Note that you if you're in control of what hardware you use, you
don't
*have* to handle one IRQ per sample. If there are FIFO buffers and
prescalers, or the IRQs can be triggered by the half-full/half-empty
signals from the FIFOs, you can pump a block of samples for each
IRQ.
You still get the port access overhead (unless you have memory
mapped
FIFO "ports"), but it might work...
> If you have experience to acquire the high speed data using DMA
single
> or double buffering in Linux, would you like to send me the
examples
I haven't programmed serious DMA stuff since the days of the Amiga,
and
the last time I did it was under DOS for some SoundBlaster card,
IIRC.
So, sorry; no RTL examples.
> (both "how to acquire the data stream from outside ?" and also
Not quite following... Are you thinking about configuring the DAQ
card,
and/or setting up the DMA controller for the transfer?
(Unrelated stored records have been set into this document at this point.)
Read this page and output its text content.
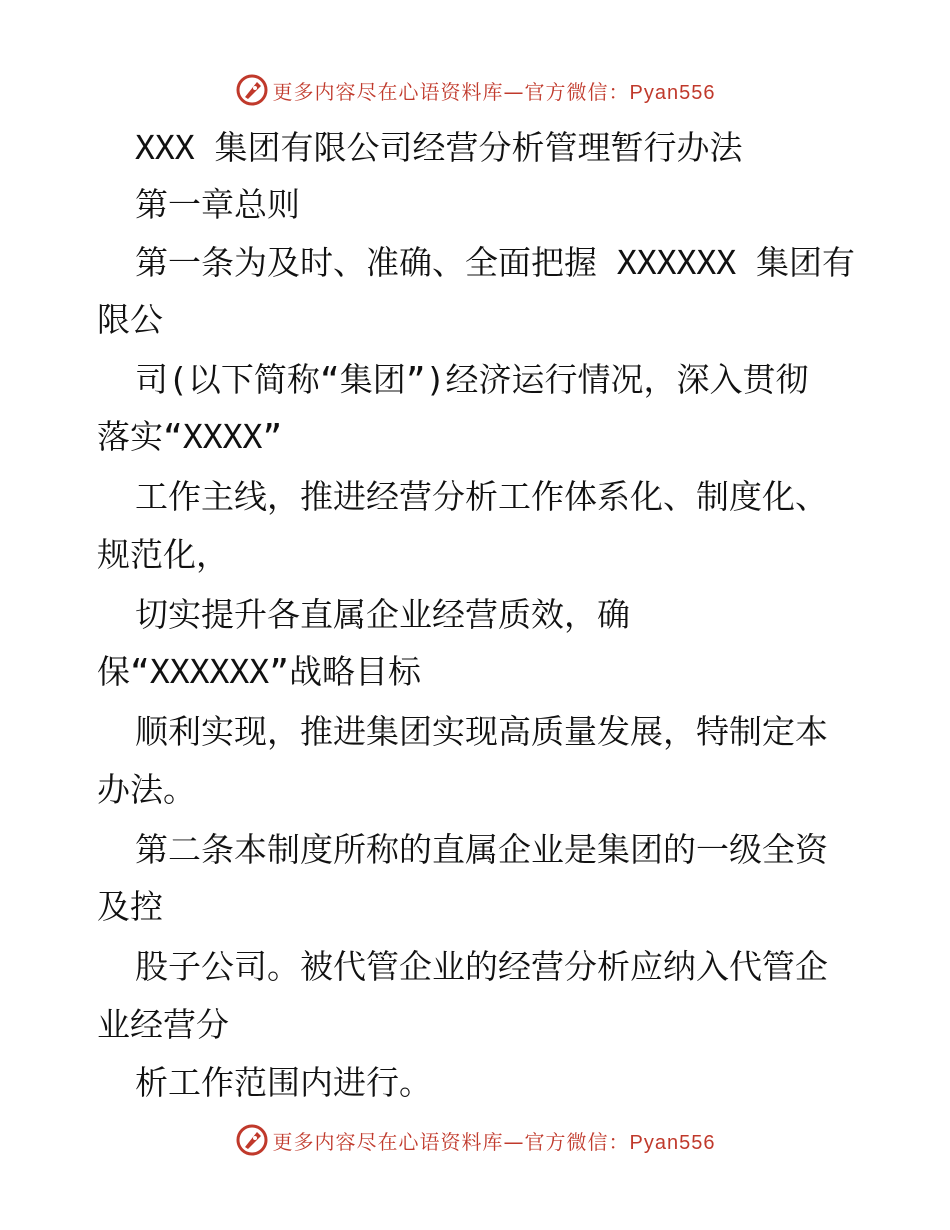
更多内容尽在心语资料库—官方微信：Pyan556
XXX 集团有限公司经营分析管理暂行办法
第一章总则
第一条为及时、准确、全面把握 XXXXXX 集团有
限公
司(以下简称“集团”)经济运行情况，深入贯彻
落实“XXXX”
工作主线，推进经营分析工作体系化、制度化、
规范化，
切实提升各直属企业经营质效，确
保“XXXXXX”战略目标
顺利实现，推进集团实现高质量发展，特制定本
办法。
第二条本制度所称的直属企业是集团的一级全资
及控
股子公司。被代管企业的经营分析应纳入代管企
业经营分
析工作范围内进行。
更多内容尽在心语资料库—官方微信：Pyan556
Very hardware dependant stuff (except for the part of the DMA done
by the
PC chipset) - you probably need to be more specific to get useful
info.
> " how to get the data from DMA memory " without loss any data).
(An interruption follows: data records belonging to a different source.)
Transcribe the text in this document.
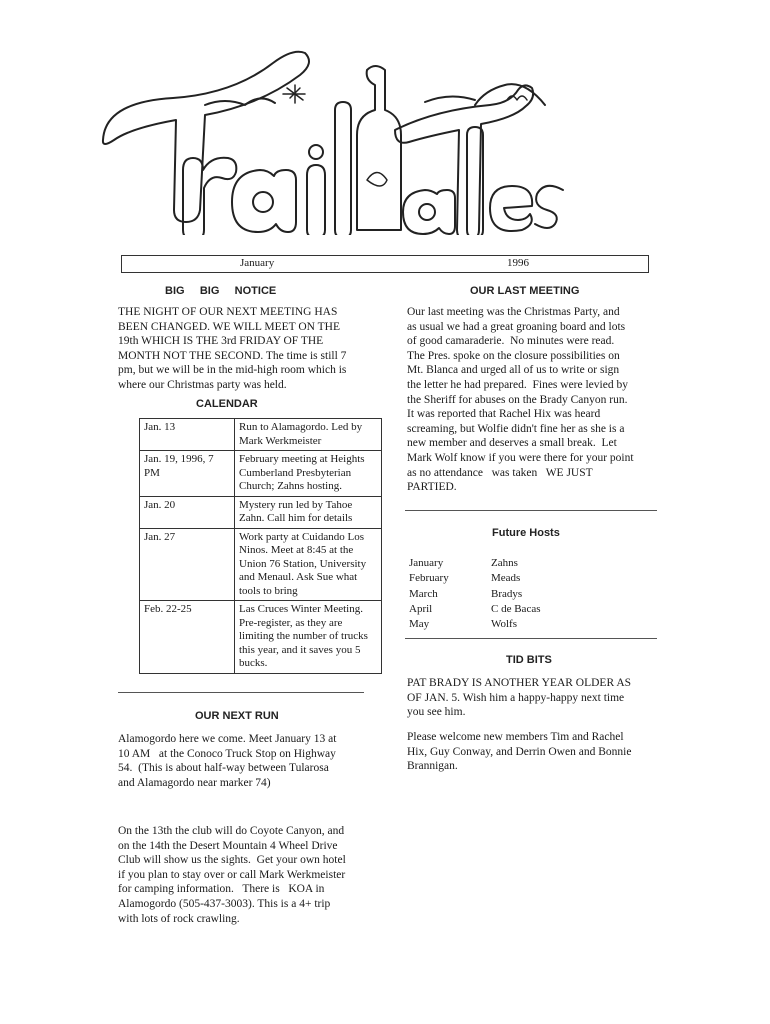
January	1996
BIG     BIG     NOTICE
THE NIGHT OF OUR NEXT MEETING HAS
BEEN CHANGED. WE WILL MEET ON THE
19th WHICH IS THE 3rd FRIDAY OF THE
MONTH NOT THE SECOND. The time is still 7
pm, but we will be in the mid-high room which is
where our Christmas party was held.
CALENDAR
Jan. 13	Run to Alamagordo. Led by Mark Werkmeister
Jan. 19, 1996, 7 PM	February meeting at Heights Cumberland Presbyterian Church; Zahns hosting.
Jan. 20	Mystery run led by Tahoe Zahn. Call him for details
Jan. 27	Work party at Cuidando Los Ninos. Meet at 8:45 at the Union 76 Station, University and Menaul. Ask Sue what tools to bring
Feb. 22-25	Las Cruces Winter Meeting. Pre-register, as they are limiting the number of trucks this year, and it saves you 5 bucks.
OUR NEXT RUN
Alamogordo here we come. Meet January 13 at
10 AM   at the Conoco Truck Stop on Highway
54.  (This is about half-way between Tularosa
and Alamagordo near marker 74)
On the 13th the club will do Coyote Canyon, and
on the 14th the Desert Mountain 4 Wheel Drive
Club will show us the sights.  Get your own hotel
if you plan to stay over or call Mark Werkmeister
for camping information.   There is   KOA in
Alamogordo (505-437-3003). This is a 4+ trip
with lots of rock crawling.
OUR LAST MEETING
Our last meeting was the Christmas Party, and
as usual we had a great groaning board and lots
of good camaraderie.  No minutes were read.
The Pres. spoke on the closure possibilities on
Mt. Blanca and urged all of us to write or sign
the letter he had prepared.  Fines were levied by
the Sheriff for abuses on the Brady Canyon run.
It was reported that Rachel Hix was heard
screaming, but Wolfie didn't fine her as she is a
new member and deserves a small break.  Let
Mark Wolf know if you were there for your point
as no attendance   was taken   WE JUST
PARTIED.
Future Hosts
January	Zahns
February	Meads
March	Bradys
April	C de Bacas
May	Wolfs
TID BITS
PAT BRADY IS ANOTHER YEAR OLDER AS
OF JAN. 5. Wish him a happy-happy next time
you see him.
Please welcome new members Tim and Rachel
Hix, Guy Conway, and Derrin Owen and Bonnie
Brannigan.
If you don't have double DMA buffers, cicular DMA buffers or DMA
buffers
+ hardware FIFOs, there's no way to avoid missing a few samples. You
*must* use hardware that one way or another cuts your ISR some
slack. If
the ISR starts up exactly when the DMA pointer wraps, and the ISR
starts
reading from the start of the DMA buffer, the first few bytes will
already be overwritten by the time the ISR starts.
What you usually can do, even without explicit hardware support, is
to
simulate a circular DMA buffer using an RTL oneshot timer thread
triggered by the "DMA completion ISR". Have the ISR start reading in
the
middle, grabbing the last half of the DMA buffer. Then wait for the
timer
thread to wake up after approximately 50% of one period, to grab the
first half of the buffer. That way, you'll always be reading at
least
half a buffer away from the DMA pointer, which gives you plenty of
margin
to handle the scheduling jitter.
Of course, to make an "instant start" without dropping the first
half DMA
buffer entirely, you need to set up the delayed thread when you
start the
DMA, so that it can grab the first half of the buffer before the DMA
wraps and starts overwriting the data.